Microbial Growth Control and Antimicrobial Drugs

History of Antimicrobial Agents

  • Definition of Key Terms:

    • Drugs: Chemicals that affect physiology in any manner.
    • Chemotherapeutic agents: Drugs acting against diseases.
    • Antimicrobial agents (antimicrobials): Drugs treating infections.

  • Key Figures in Antimicrobial Development:

    • Paul Ehrlich: Developed the concept of "magic bullets" using arsenic compounds to kill microbes.
    • Alexander Fleming: Discovered penicillin from the mold Penicillium.
    • Gerhard Domagk: Discovered sulfanilamide, the first synthetic antimicrobial.
    • Selman Waksman: Coined the term antibiotics for naturally occurring antimicrobial agents.

  • Types of Antimicrobials:

    • Semisynthetics: Chemically altered antibiotics for improved effectiveness.
    • Synthetics: Fully lab-synthesized antimicrobial substances.
Clinical Considerations in Prescribing Antimicrobial Drugs

  • Ideal Characteristics of an Antimicrobial Agent:

    • Readily available
    • Inexpensive
    • Chemically stable
    • Easily administered
    • Nontoxic and nonallergenic
    • Selectively toxic against wide ranges of pathogens.

  • Spectrum of Action:

    • Narrow-spectrum: Effective against a few organisms.
    • Broad-spectrum: Effective against many organisms, risk of secondary infections and damage to normal flora.
Mechanisms of Antimicrobial Action

  • Selective Toxicity: Crucial for successful chemotherapy targeting pathogens without harming the host.

  • Main Mechanisms:

    • Inhibiting Cell Wall Synthesis:
    • Target organisms unable to maintain cell wall integrity, effective mainly on growing cells.
    • Inhibiting Protein Synthesis:
    • Targeting prokaryotic ribosomes (70S) without affecting eukaryotic ribosomes (80S).
    • Injuring the Plasma Membrane:
    • Certain drugs disrupt membrane function, e.g., using amphotericin B on fungal membranes.
    • Inhibiting Nucleic Acid Synthesis:
    • Blocking replication/transcription using nucleotide analogs.
    • Inhibition of Essential Metabolite Synthesis:
    • Targeting metabolic pathways unique to pathogens, e.g., sulfonamides.
    • Prevention of Virus Attachment, Entry, or Uncoating:
    • New drug targets focusing on antiviral mechanisms.
Evaluating Effectiveness of Antimicrobial Drugs
  • Testing Methods:
    • Diffusion Susceptibility Test (Kirby-Bauer): Measures drug effectiveness by observing inhibition zones.
    • Minimum Inhibitory Concentration (MIC): Determines lowest concentration that prevents growth.
    • Minimum Bactericidal Concentration (MBC): Lowest concentration that kills the bacteria.
Resistance to Antimicrobial Drugs

  • Development of Resistance:

    • Pathogens can be naturally resistant or acquire resistance through mutations or R plasmids.

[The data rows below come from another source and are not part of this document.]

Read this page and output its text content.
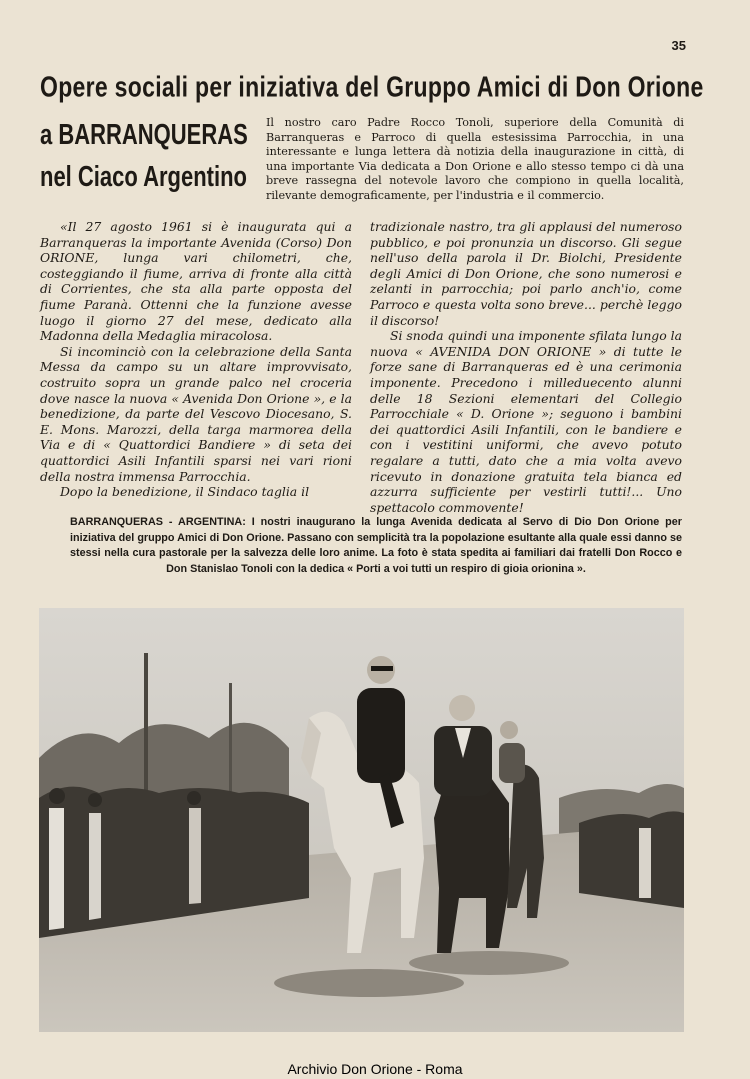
35
Opere sociali per iniziativa del Gruppo Amici di Don Orione
a BARRANQUERAS
nel Ciaco Argentino
Il nostro caro Padre Rocco Tonoli, superiore della Comunità di Barranqueras e Parroco di quella estesissima Parrocchia, in una interessante e lunga lettera dà notizia della inaugurazione in città, di una importante Via dedicata a Don Orione e allo stesso tempo ci dà una breve rassegna del notevole lavoro che compiono in quella località, rilevante demograficamente, per l'industria e il commercio.

«Il 27 agosto 1961 si è inaugurata qui a Barranqueras la importante Avenida (Corso) Don ORIONE, lunga vari chilometri, che, costeggiando il fiume, arriva di fronte alla città di Corrientes, che sta alla parte opposta del fiume Paranà. Ottenni che la funzione avesse luogo il giorno 27 del mese, dedicato alla Madonna della Medaglia miracolosa.

Si incominciò con la celebrazione della Santa Messa da campo su un altare improvvisato, costruito sopra un grande palco nel croceria dove nasce la nuova « Avenida Don Orione », e la benedizione, da parte del Vescovo Diocesano, S. E. Mons. Marozzi, della targa marmorea della Via e di « Quattordici Bandiere » di seta dei quattordici Asili Infantili sparsi nei vari rioni della nostra immensa Parrocchia.

Dopo la benedizione, il Sindaco taglia il

tradizionale nastro, tra gli applausi del numeroso pubblico, e poi pronunzia un discorso. Gli segue nell'uso della parola il Dr. Biolchi, Presidente degli Amici di Don Orione, che sono numerosi e zelanti in parrocchia; poi parlo anch'io, come Parroco e questa volta sono breve... perchè leggo il discorso!

Si snoda quindi una imponente sfilata lungo la nuova « AVENIDA DON ORIONE » di tutte le forze sane di Barranqueras ed è una cerimonia imponente. Precedono i milleduecento alunni delle 18 Sezioni elementari del Collegio Parrocchiale « D. Orione »; seguono i bambini dei quattordici Asili Infantili, con le bandiere e con i vestitini uniformi, che avevo potuto regalare a tutti, dato che a mia volta avevo ricevuto in donazione gratuita tela bianca ed azzurra sufficiente per vestirli tutti!... Uno spettacolo commovente!

BARRANQUERAS - ARGENTINA: I nostri inaugurano la lunga Avenida dedicata al Servo di Dio Don Orione per iniziativa del gruppo Amici di Don Orione. Passano con semplicità tra la popolazione esultante alla quale essi danno se stessi nella cura pastorale per la salvezza delle loro anime. La foto è stata spedita ai familiari dai fratelli Don Rocco e Don Stanislao Tonoli con la dedica « Porti a voi tutti un respiro di gioia orionina ».
Archivio Don Orione - Roma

  • Mechanisms of Resistance:

    • Enzymatic destruction: Producing enzymes that deactivate drugs (e.g., beta-lactamase).
    • Altered uptake: Preventing drug entry into the cell.
    • Target alteration: Changing drug targets to reduce effectiveness.
    • Drug efflux pumps: Actively removing drugs from the cell before they can act.

  • Multiple Resistance and Cross Resistance:

    • Resistant strains may emerge through shared R plasmids, complicating treatment with multiple drugs.
    • Strategies should focus on retarding resistance, such as maintaining high drug concentrations and using combinations of antimicrobials.
Strategies to Overcome Resistance
  • Utilize drugs only when necessary.
  • Develop new variations of existing drugs (second and third-generation).
  • Focus on searching for new antibiotics, semisynthetics, and synthetics to combat resistance.
  • Utilize bacteriocins or design drugs to uniquely inhibit microbial proteins based on molecular structure.